Kernel Methods are Competitive for Operator Learning
This provides a simpler, interpretable alternative with theoretical guarantees for operator learning, which is incremental as it adapts existing kernel methods to this domain.
The paper tackles the problem of learning operators between Banach spaces by proposing a kernel-based framework, showing it is competitive with neural network methods like DeepONet and FNO in cost-accuracy trade-off and outperforms them on most benchmarks.

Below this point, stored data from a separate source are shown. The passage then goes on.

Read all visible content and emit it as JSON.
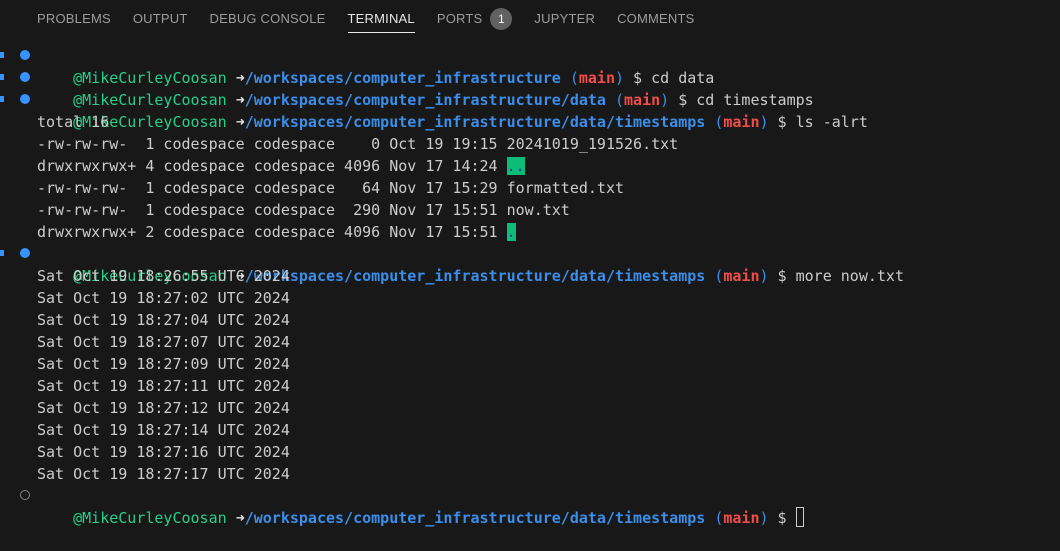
{
  "panel": {
    "tabs": [
      {
        "label": "PROBLEMS"
      },
      {
        "label": "OUTPUT"
      },
      {
        "label": "DEBUG CONSOLE"
      },
      {
        "label": "TERMINAL"
      },
      {
        "label": "PORTS",
        "badge": "1"
      },
      {
        "label": "JUPYTER"
      },
      {
        "label": "COMMENTS"
      }
    ],
    "active_tab": "TERMINAL"
  },
  "terminal": {
    "user": "@MikeCurleyCoosan",
    "arrow": "➜",
    "branch": "main",
    "prompts": [
      {
        "path": "/workspaces/computer_infrastructure",
        "command": "cd data"
      },
      {
        "path": "/workspaces/computer_infrastructure/data",
        "command": "cd timestamps"
      },
      {
        "path": "/workspaces/computer_infrastructure/data/timestamps",
        "command": "ls -alrt"
      },
      {
        "path": "/workspaces/computer_infrastructure/data/timestamps",
        "command": "more now.txt"
      },
      {
        "path": "/workspaces/computer_infrastructure/data/timestamps",
        "command": ""
      }
    ],
    "ls_output": {
      "total": "total 16",
      "rows": [
        {
          "meta": "-rw-rw-rw-  1 codespace codespace    0 Oct 19 19:15",
          "name": "20241019_191526.txt",
          "dir": false
        },
        {
          "meta": "drwxrwxrwx+ 4 codespace codespace 4096 Nov 17 14:24",
          "name": "..",
          "dir": true
        },
        {
          "meta": "-rw-rw-rw-  1 codespace codespace   64 Nov 17 15:29",
          "name": "formatted.txt",
          "dir": false
        },
        {
          "meta": "-rw-rw-rw-  1 codespace codespace  290 Nov 17 15:51",
          "name": "now.txt",
          "dir": false
        },
        {
          "meta": "drwxrwxrwx+ 2 codespace codespace 4096 Nov 17 15:51",
          "name": ".",
          "dir": true
        }
      ]
    },
    "more_output": [
      "Sat Oct 19 18:26:55 UTC 2024",
      "Sat Oct 19 18:27:02 UTC 2024",
      "Sat Oct 19 18:27:04 UTC 2024",
      "Sat Oct 19 18:27:07 UTC 2024",
      "Sat Oct 19 18:27:09 UTC 2024",
      "Sat Oct 19 18:27:11 UTC 2024",
      "Sat Oct 19 18:27:12 UTC 2024",
      "Sat Oct 19 18:27:14 UTC 2024",
      "Sat Oct 19 18:27:16 UTC 2024",
      "Sat Oct 19 18:27:17 UTC 2024"
    ]
  },
  "colors": {
    "background": "#181818",
    "user": "#23d18b",
    "path": "#3b8eea",
    "branch": "#f14c4c",
    "dir_highlight": "#0dbc79",
    "decoration_success": "#3794ff"
  }
}
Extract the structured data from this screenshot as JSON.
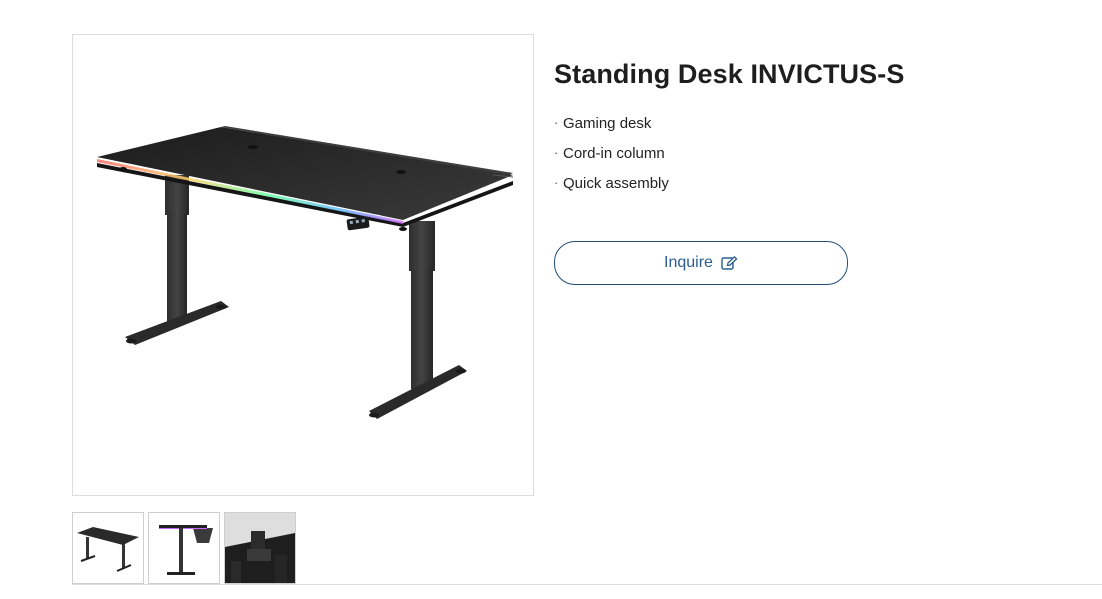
{
  "product": {
    "title": "Standing Desk INVICTUS-S",
    "features": [
      "Gaming desk",
      "Cord-in column",
      "Quick assembly"
    ],
    "inquire_label": "Inquire"
  },
  "gallery": {
    "main_image": "standing-desk-main-image",
    "thumbnails": [
      "desk-angle-thumbnail",
      "desk-side-thumbnail",
      "desk-detail-thumbnail"
    ]
  },
  "colors": {
    "accent": "#2a5d8f",
    "button_border": "#1f4e79",
    "desk": "#2b2b2b"
  }
}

We present a general kernel-based framework for learning operators between Banach spaces along with a priori error analysis and comprehensive numerical comparisons with popular neural net (NN) approaches such as Deep Operator Net (DeepONet) [Lu et al.] and Fourier Neural Operator (FNO) [Li et al.]. We consider the setting where the input/output spaces of target operator $\mathcal{G}^\dagger\,:\, \mathcal{U}\to \mathcal{V}$ are reproducing kernel Hilbert spaces (RKHS), the data comes in the form of partial observations $φ(u_i), \varphi(v_i)$ of input/output functions $v_i=\mathcal{G}^\dagger(u_i)$ ($i=1,\ldots,N$), and the measurement operators $φ\,:\, \mathcal{U}\to \mathbb{R}^n$ and $\varphi\,:\, \mathcal{V} \to \mathbb{R}^m$ are linear. Writing $ψ\,:\, \mathbb{R}^n \to \mathcal{U}$ and $χ\,:\, \mathbb{R}^m \to \mathcal{V}$ for the optimal recovery maps associated with $φ$ and $\varphi$, we approximate $\mathcal{G}^\dagger$ with $\bar{\mathcal{G}}=χ\circ \bar{f} \circ φ$ where $\bar{f}$ is an optimal recovery approximation of $f^\dagger:=\varphi \circ \mathcal{G}^\dagger \circ ψ\,:\,\mathbb{R}^n \to \mathbb{R}^m$. We show that, even when using vanilla kernels (e.g., linear or Matérn), our approach is competitive in terms of cost-accuracy trade-off and either matches or beats the performance of NN methods on a majority of benchmarks. Additionally, our framework offers several advantages inherited from kernel methods: simplicity, interpretability, convergence guarantees, a priori error estimates, and Bayesian uncertainty quantification. As such, it can serve as a natural benchmark for operator learning.